It seems the $315 million contract awarded by the Pentagon to a controversial and secretive fuel-supplier is only part of the story about future operations at Kyrgyzstan’s Manas Transit Center.
The contract, awarded to Mina Corp on November 3, covers only 80 percent of the overall projected jet fuel needs over the next year at Manas, a key logistics hub for US and NATO operations in Afghanistan. The other 20 percent appears destined for a Kyrgyz government-run entity, US officials say.
More importantly, the Kyrgyz government may be preparing to put the brakes on the Pentagon contract. On November 5, the Kyrgyz Foreign Ministry issued a statement urging the US government to “suspend its cooperation” with Mina Corp.
The provision for part of Manas’ fuel-supply needs to be handled by a Kyrgyz outfit is seen as vital to maintaining smooth relations with the Central Asian state. Mina Corp currently figures in both a US congressional subcommittee probe and a Kyrgyz government investigation into fuel supply operations at Manas.

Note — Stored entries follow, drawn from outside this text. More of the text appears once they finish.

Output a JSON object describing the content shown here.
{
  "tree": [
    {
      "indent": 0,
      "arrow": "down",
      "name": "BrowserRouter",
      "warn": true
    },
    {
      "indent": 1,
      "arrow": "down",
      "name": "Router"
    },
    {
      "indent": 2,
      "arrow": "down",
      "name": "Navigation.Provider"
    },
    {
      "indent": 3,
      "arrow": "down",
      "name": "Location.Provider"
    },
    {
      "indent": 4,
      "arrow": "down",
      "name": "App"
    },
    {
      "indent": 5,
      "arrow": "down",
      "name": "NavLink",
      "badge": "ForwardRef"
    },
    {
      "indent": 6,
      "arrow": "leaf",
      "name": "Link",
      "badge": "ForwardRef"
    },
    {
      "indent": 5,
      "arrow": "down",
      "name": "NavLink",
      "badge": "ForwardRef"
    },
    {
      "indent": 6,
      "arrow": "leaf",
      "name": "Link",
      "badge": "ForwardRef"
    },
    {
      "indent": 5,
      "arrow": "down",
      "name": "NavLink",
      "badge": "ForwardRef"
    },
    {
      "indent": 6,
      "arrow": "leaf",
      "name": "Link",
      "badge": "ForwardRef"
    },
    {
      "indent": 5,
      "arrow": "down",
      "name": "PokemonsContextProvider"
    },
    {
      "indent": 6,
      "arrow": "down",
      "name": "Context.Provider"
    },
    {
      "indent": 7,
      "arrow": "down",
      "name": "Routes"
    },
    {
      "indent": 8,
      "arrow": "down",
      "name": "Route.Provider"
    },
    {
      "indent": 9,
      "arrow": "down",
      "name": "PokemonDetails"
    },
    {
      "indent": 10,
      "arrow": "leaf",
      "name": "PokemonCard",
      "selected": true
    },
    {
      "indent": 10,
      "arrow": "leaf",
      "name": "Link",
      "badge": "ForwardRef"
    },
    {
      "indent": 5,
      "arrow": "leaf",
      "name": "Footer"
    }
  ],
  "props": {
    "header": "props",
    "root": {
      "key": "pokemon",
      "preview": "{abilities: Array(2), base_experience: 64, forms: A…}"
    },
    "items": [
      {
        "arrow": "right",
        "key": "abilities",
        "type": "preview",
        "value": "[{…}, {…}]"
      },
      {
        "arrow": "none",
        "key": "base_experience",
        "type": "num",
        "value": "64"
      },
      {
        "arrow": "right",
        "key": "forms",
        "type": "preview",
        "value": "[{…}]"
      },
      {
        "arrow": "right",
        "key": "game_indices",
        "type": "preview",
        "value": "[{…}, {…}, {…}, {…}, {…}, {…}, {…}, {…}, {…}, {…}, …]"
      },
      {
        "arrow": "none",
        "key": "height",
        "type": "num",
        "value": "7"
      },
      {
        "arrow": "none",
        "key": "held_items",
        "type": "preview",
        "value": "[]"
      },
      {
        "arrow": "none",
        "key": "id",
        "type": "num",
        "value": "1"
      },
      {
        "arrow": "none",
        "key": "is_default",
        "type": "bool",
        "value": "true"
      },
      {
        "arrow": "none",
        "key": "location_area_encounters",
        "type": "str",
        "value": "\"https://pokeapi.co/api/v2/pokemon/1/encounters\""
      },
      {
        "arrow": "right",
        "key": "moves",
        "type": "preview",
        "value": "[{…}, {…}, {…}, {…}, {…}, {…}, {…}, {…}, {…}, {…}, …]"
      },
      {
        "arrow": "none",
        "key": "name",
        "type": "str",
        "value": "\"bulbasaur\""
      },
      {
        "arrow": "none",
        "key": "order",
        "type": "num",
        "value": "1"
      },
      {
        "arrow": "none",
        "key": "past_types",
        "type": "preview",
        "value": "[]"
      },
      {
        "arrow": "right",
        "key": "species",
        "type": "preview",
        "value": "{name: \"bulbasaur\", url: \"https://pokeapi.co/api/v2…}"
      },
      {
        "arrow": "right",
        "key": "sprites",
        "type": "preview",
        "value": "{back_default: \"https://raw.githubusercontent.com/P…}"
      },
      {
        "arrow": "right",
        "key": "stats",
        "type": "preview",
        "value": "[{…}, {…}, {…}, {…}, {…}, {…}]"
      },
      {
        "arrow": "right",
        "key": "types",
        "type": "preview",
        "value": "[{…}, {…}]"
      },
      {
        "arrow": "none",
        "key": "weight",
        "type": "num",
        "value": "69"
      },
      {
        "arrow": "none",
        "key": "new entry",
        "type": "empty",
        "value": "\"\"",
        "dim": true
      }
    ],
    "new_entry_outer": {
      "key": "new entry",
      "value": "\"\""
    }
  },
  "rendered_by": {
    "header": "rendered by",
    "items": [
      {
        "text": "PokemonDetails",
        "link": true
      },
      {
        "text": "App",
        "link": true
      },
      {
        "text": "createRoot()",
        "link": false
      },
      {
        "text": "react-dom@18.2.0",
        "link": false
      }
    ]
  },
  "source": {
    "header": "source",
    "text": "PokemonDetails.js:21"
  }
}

In addition, various Kyrgyz leaders have expressed aversion to the idea of Mina Corp having a continuing role at Manas. The November 5 statement issued by the Kyrgyz Foreign Ministry made an explicit reference to “corrupt schemes” at Manas and stated that Mina Corp should not be allowed to continue to supply fuel at the transit center until the conclusion of the Kyrgyz investigation.
Prior to the release of the Foreign Ministry statement, Mimi Schirmacher, a spokeswoman for DLA, confirmed that 20 percent of fuel supply at the air base near Bishkek is earmarked for a “second” vendor.
“The contract [to Mina Corp] was awarded for a minimum of 96 million US gallons, and up to 120 US million gallons. The amended solicitation is to allow for a future, second contract award to provide between 20 percent and 50 percent of the [Manas Transit Center’s] requirements. Therefore, Mina may ultimately be required to provide less than 120 million US gallons,” Schirmacher told EurasiaNet.org on November 4.
The only vendor in the running to become the secondary supplier is a Kyrgyz state-owned enterprise, which would operate in conjunction with an international partner such as Gazprom, EurasiaNet.org has learned.
Meanwhile, Mina’s new deal with the Pentagon to supply 96 million gallons per year out of the 120 million gallons initially requested for 2011 is potentially more lucrative for the company than its previous supply contract.
In 2009, Mina was awarded a contract to supply 105 million gallons per year at a cost of $234 million. On November 4, US Defense Logistics Agency (DLA) announced it would be paying Mina Corp $315 million to deliver just 96 million gallons of TS-1 jet fuel.
Neither DLA nor Mina Corp responded to questions about the difference in the contract totals, but a variety of factors – including fluctuations in fuel prices and logistical overheads – could influence the final amount. “The other big issue is that the old pricing may have benefited from no Russian excise tax,” an industry insider told EurasiaNet.org.
The imposition of a Russian excise tax on fuel exports to Kyrgyzstan on April 1, 2010, was widely perceived as a punitive act by the Kremlin in response to an alleged re-exporting scheme, under which cheap Russian fuel bought for use in Kyrgyzstan was re-sold in third countries.
According to the US government’s Federal Procurement Data System (FPDS), Mina Corp received $15.4 million on April 16 in a payment described as “compensates contractor for Russian export duties.” On May 27, Mina Corp refunded the money, the FPDS entry explains there were “changes [to] Russian duty compensation procedures.”
Meanwhile, there is at present no sign yet that a Kyrgyz-Gazprom joint venture is “technically or financially ready” to fulfill 20 percent supply role, never mind 100 percent, of the contract, the industry insider said.
In addition to irking the Kyrgyz government, the decision to award the bulk of the contract to Mina Corp has reportedly stirred tension within the US Department of Defense. Elements within the Pentagon had feared that DLA’s decision to renew ties with Mina Corp would alienate the Kyrgyz government, and thus erode Washington’s standing in a strategically important Central Asian state. On the other hand, DLA’s reluctance to partner with a Kyrgyz-Gazprom supplier is “understandable,” the source added.